Cardiovascular Engineering | 2010
Sarada Prasad Dakua; J. S. Sahambi
Quantitative evaluation of cardiac function from cardiac magnetic resonance (CMR) images requires the identification of the myocardial walls. This generally requires the clinician to view the image and interactively trace the contours. Especially, detection of myocardial walls of left ventricle is a difficult task in CMR images that are obtained from subjects having serious diseases. An approach to automated outlining the left ventricular contour is proposed. In order to segment the left ventricle, in this paper, a combination of two approaches is suggested. Difference of Gaussian weighting function (DoG) is newly introduced in random walk approach for blood pool (inner contour) extraction. The myocardial wall (outer contour) is segmented out by a modified active contour method that takes blood pool boundary as the initial contour. Promising experimental results in CMR images demonstrate the potentials of our approach.
nature and biologically inspired computing | 2009
Sarada Prasad Dakua; J. S. Sahambi
In todays world, increasing life expectation have made the heart failures of important concern. For clinical diagnosis, parameters for the condition of heart are needed. Accurate and fast image segmentation algorithms are of paramount importance prior to the calculation of these parameters.

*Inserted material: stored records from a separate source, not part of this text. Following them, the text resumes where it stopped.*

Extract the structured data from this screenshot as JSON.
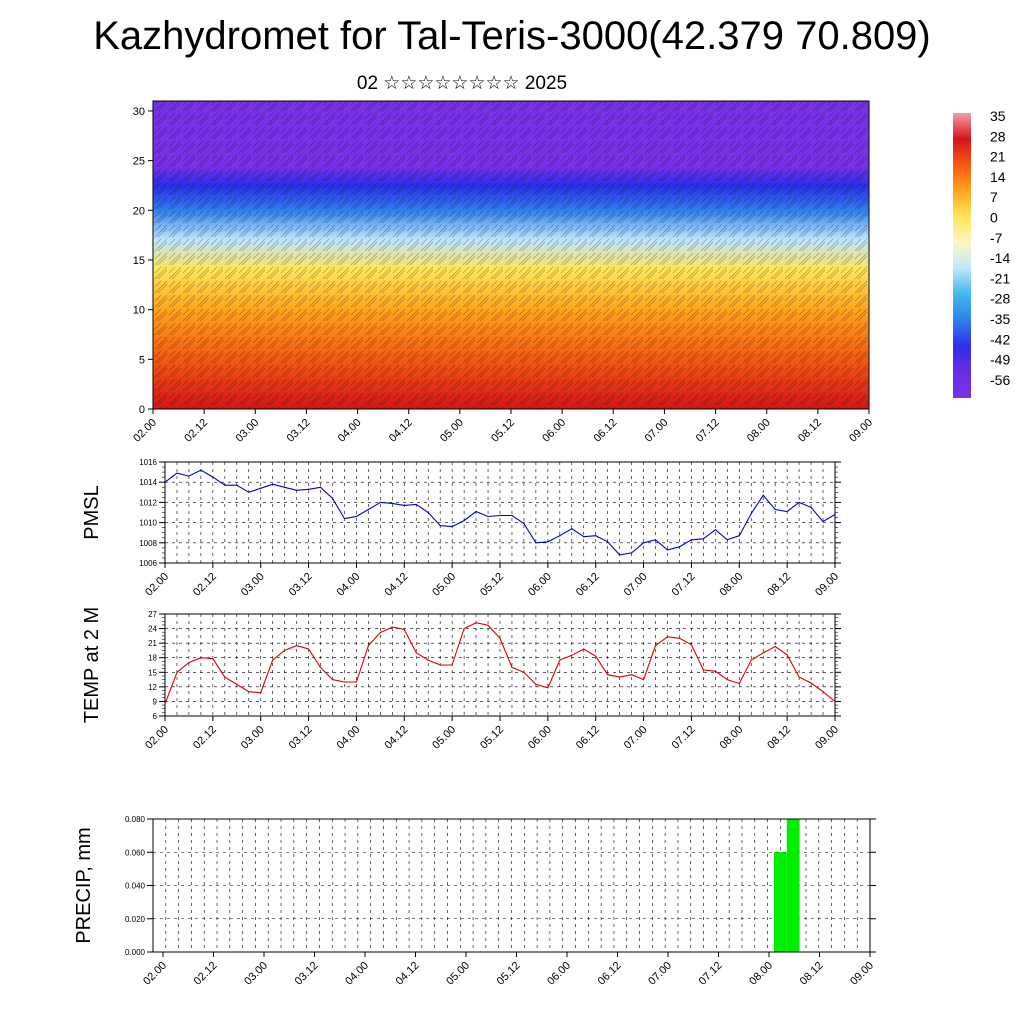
{
  "title": "Kazhydromet for Tal-Teris-3000(42.379 70.809)",
  "subtitle": "02 ☆☆☆☆☆☆☆☆ 2025",
  "time_ticks": [
    "02.00",
    "02.12",
    "03.00",
    "03.12",
    "04.00",
    "04.12",
    "05.00",
    "05.12",
    "06.00",
    "06.12",
    "07.00",
    "07.12",
    "08.00",
    "08.12",
    "09.00"
  ],
  "chart_data": [
    {
      "type": "heatmap",
      "name": "cross-section",
      "y_ticks": [
        0,
        5,
        10,
        15,
        20,
        25,
        30
      ],
      "ylim": [
        0,
        31
      ],
      "colorbar_labels": [
        "35",
        "28",
        "21",
        "14",
        "7",
        "0",
        "-7",
        "-14",
        "-21",
        "-28",
        "-35",
        "-42",
        "-49",
        "-56"
      ],
      "colormap": [
        "#f2a0a8",
        "#d4151c",
        "#f45a14",
        "#ffa51e",
        "#ffe65a",
        "#fff7c2",
        "#bfe6ff",
        "#3fb8ee",
        "#3080ec",
        "#2e2eea",
        "#6a2ce6",
        "#7a32e8"
      ],
      "level_temps": [
        {
          "h": 0,
          "t": 30
        },
        {
          "h": 5,
          "t": 20
        },
        {
          "h": 10,
          "t": 8
        },
        {
          "h": 14,
          "t": -2
        },
        {
          "h": 17,
          "t": -16
        },
        {
          "h": 20,
          "t": -30
        },
        {
          "h": 22.5,
          "t": -42
        },
        {
          "h": 24.5,
          "t": -56
        },
        {
          "h": 31,
          "t": -58
        }
      ]
    },
    {
      "type": "line",
      "name": "PMSL",
      "ylabel": "PMSL",
      "y_ticks": [
        1006,
        1008,
        1010,
        1012,
        1014,
        1016
      ],
      "ylim": [
        1006,
        1016
      ],
      "color": "#0000cc",
      "x_step_hours": 3,
      "values": [
        1014.0,
        1014.9,
        1014.6,
        1015.2,
        1014.5,
        1013.7,
        1013.7,
        1013.0,
        1013.4,
        1013.8,
        1013.5,
        1013.2,
        1013.3,
        1013.5,
        1012.4,
        1010.4,
        1010.6,
        1011.3,
        1012.0,
        1011.9,
        1011.7,
        1011.8,
        1011.0,
        1009.7,
        1009.6,
        1010.2,
        1011.1,
        1010.6,
        1010.7,
        1010.7,
        1009.9,
        1008.0,
        1008.1,
        1008.7,
        1009.4,
        1008.6,
        1008.7,
        1008.1,
        1006.8,
        1007.0,
        1008.0,
        1008.3,
        1007.3,
        1007.6,
        1008.3,
        1008.4,
        1009.3,
        1008.3,
        1008.7,
        1010.9,
        1012.7,
        1011.3,
        1011.1,
        1012.0,
        1011.5,
        1010.1,
        1010.8
      ]
    },
    {
      "type": "line",
      "name": "TEMP at 2 M",
      "ylabel": "TEMP at 2 M",
      "y_ticks": [
        6,
        9,
        12,
        15,
        18,
        21,
        24,
        27
      ],
      "ylim": [
        6,
        27
      ],
      "color": "#dd0000",
      "x_step_hours": 3,
      "values": [
        8.5,
        15.0,
        17.0,
        18.0,
        17.8,
        14.0,
        12.5,
        11.0,
        10.8,
        17.5,
        19.5,
        20.5,
        19.8,
        16.0,
        13.5,
        13.0,
        13.0,
        20.5,
        23.2,
        24.3,
        23.8,
        19.0,
        17.5,
        16.5,
        16.5,
        24.0,
        25.2,
        24.7,
        22.0,
        16.0,
        15.0,
        12.5,
        11.8,
        17.5,
        18.5,
        19.8,
        18.3,
        14.5,
        14.0,
        14.5,
        13.5,
        20.5,
        22.3,
        22.0,
        20.7,
        15.5,
        15.2,
        13.5,
        12.7,
        17.5,
        19.0,
        20.3,
        18.6,
        14.0,
        12.8,
        11.0,
        9.0
      ]
    },
    {
      "type": "bar",
      "name": "PRECIP",
      "ylabel": "PRECIP, mm",
      "y_ticks": [
        "0.000",
        "0.020",
        "0.040",
        "0.060",
        "0.080"
      ],
      "ylim": [
        0,
        0.08
      ],
      "color": "#00ee00",
      "bars": [
        {
          "t": "08.03",
          "value": 0.06
        },
        {
          "t": "08.06",
          "value": 0.08
        }
      ]
    }
  ]
}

An automatic method for segmenting the cardiac magnetic resonance (CMR) images is always desired to increase the accuracy. We prefer random walk method due to its noise robustness and unconditional approach over other segmentation algorithms. Performance of the method solely depends on the selection of the free parameter β, which uses to be decided manually. The accuracy of the output significantly depends on this parameter. In this work, we present a method to decide its value automatically enhancing the accuracy of the performance.

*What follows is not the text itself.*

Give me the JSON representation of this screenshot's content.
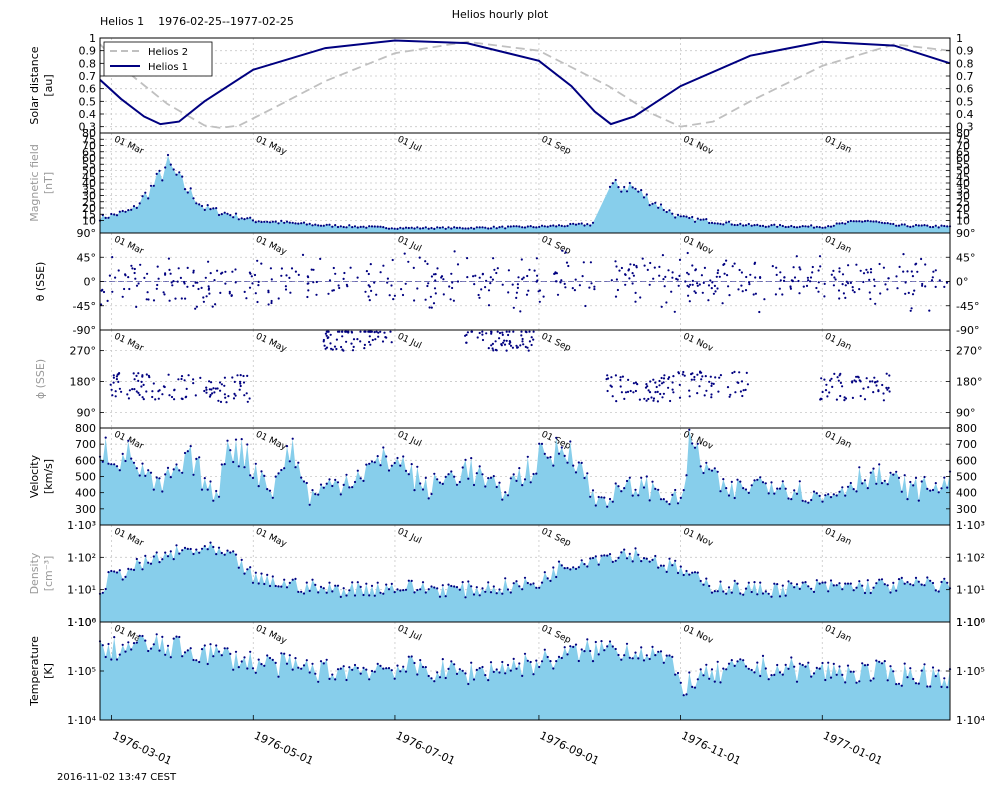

ieee india conference | 2009
Sarada Prasad Dakua; J. S. Sahambi
Image segmentation is the first step prior to any medical analysis. With the increase in modern disease variety, the images (specially cardiac magnetic resonance (CMR) images) to be segmented are found complex in nature. That might be due to noise, color geometry etc. Random walk method is proved to be good enough to this type of images. Simultaneously, it is robust noise and it does not require any pre-condition to perform. In the present paper we show the importance of weighting function, that is used in the method, on the algorithm output. This paper presents a new approach using difference of Gaussian (DoG) weighting function in the random walk method. We compare the frequently used Gaussian weighting function with DoG and show DoG to be the better one. Finally using DoG weighting function, the random walk method is performed on CMR data for left ventricle contour extraction. The result using DoG weighting function is found to be encouraging than that of Gaussian weighting function. Index Terms—Cardiac magnetic resonance image, Gaussian weighting function, difference of Gaussian weighting function, random walker.

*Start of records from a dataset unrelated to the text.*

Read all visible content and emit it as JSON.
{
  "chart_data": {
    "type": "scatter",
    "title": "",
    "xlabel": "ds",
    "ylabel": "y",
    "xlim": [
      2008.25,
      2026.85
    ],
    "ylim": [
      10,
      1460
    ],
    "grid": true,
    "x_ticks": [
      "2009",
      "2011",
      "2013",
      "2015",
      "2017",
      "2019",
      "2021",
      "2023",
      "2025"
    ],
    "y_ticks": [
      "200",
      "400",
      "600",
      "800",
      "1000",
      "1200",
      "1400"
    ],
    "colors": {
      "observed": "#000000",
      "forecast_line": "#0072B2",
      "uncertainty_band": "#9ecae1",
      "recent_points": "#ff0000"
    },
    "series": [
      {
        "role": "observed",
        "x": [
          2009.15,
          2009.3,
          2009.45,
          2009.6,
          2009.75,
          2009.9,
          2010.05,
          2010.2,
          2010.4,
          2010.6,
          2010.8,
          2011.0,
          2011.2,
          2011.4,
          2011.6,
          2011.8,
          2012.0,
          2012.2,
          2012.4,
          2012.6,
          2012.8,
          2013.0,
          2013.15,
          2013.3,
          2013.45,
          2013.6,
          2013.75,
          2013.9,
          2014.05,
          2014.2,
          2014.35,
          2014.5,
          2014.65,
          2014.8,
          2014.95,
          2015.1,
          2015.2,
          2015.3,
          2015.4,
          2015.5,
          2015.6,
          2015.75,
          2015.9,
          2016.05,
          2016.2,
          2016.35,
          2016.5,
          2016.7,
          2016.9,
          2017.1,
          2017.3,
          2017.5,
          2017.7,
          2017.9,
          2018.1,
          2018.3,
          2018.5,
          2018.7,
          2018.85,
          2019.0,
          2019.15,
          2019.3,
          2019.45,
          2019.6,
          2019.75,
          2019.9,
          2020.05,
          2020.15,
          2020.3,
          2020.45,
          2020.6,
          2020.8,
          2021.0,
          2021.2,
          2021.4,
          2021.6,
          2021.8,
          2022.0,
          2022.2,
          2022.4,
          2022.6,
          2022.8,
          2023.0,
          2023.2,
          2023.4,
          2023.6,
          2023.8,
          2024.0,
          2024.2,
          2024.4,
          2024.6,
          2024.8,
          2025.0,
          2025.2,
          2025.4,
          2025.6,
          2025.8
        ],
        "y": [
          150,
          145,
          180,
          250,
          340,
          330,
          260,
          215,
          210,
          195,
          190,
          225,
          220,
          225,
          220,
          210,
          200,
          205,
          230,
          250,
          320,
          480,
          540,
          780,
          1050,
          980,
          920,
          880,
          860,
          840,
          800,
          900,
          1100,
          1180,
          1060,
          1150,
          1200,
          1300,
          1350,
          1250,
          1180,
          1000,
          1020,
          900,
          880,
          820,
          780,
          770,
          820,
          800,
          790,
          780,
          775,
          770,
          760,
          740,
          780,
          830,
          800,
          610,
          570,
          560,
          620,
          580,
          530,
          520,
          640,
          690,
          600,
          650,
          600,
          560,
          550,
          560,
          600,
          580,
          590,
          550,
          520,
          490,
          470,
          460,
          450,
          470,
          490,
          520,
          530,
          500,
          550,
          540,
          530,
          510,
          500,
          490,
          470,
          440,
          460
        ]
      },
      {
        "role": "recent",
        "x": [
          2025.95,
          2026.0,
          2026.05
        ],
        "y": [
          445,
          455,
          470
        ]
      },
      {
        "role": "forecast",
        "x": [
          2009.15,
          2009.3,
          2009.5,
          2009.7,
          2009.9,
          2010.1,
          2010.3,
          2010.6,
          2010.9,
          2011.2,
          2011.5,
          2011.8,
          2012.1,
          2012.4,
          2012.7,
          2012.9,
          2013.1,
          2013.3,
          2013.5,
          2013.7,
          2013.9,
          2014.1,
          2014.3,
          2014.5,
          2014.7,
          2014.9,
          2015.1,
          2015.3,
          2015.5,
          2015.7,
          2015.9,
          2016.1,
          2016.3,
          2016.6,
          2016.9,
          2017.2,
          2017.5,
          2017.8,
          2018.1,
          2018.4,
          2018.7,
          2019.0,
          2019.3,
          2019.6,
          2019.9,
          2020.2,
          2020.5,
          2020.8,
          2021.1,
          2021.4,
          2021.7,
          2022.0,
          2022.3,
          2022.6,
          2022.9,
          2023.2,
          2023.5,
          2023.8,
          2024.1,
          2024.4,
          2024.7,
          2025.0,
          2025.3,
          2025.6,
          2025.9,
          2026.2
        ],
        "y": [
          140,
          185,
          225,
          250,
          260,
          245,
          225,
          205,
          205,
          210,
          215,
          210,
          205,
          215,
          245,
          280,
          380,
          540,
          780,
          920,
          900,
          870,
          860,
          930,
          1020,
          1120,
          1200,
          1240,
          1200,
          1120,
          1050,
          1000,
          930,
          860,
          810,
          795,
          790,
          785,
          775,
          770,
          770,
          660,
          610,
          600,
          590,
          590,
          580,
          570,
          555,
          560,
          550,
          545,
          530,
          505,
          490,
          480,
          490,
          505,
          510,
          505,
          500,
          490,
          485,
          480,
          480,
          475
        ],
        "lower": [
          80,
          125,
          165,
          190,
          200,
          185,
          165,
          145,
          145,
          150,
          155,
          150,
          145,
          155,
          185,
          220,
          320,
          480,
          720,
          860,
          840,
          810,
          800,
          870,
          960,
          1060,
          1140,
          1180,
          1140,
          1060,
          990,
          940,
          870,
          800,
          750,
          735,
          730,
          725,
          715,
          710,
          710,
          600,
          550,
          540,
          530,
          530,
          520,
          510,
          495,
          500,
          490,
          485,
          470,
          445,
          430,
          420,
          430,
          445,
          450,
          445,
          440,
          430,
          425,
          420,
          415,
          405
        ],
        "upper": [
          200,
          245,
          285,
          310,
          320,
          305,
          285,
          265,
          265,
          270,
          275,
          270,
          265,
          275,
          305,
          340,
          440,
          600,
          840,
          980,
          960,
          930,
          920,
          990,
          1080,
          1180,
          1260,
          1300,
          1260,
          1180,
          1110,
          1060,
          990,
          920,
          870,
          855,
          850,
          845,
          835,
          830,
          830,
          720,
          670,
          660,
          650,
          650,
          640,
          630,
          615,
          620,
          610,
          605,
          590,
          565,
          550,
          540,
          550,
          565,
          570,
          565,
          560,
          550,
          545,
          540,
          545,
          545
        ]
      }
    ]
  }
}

ieee india conference | 2009
Sarada Prasad Dakua; J. S. Sahambi
According to the basic knowledge of the information theory, noise is known to hinder signal quality, and as the noise level increases the signal detection sensitivity decreases. Noise has a detrimental effect on tasks involving vigilance, memory and divided attention. Its effects vary depending on the nature of the noise (including volume, predictability and perceived control) and the type of task that participants are asked to undertake. Rician noise introduces a bias into MRI measurements that can have a significant impact on the cardic magnetic resonance (CMR) image segmentation. Noting to the variations of the noise with the signal amplitude, this paper discusses the over all effect of noise on segmentation. The eigen values that describe the contrast of the image are shown to have been decreased with the addition of noise. The presence of heavy noise is shown to lead to an under segmentation. Index Terms—Cardiac magnetic resonance image, noise, eigen values, variogram, power spectral density.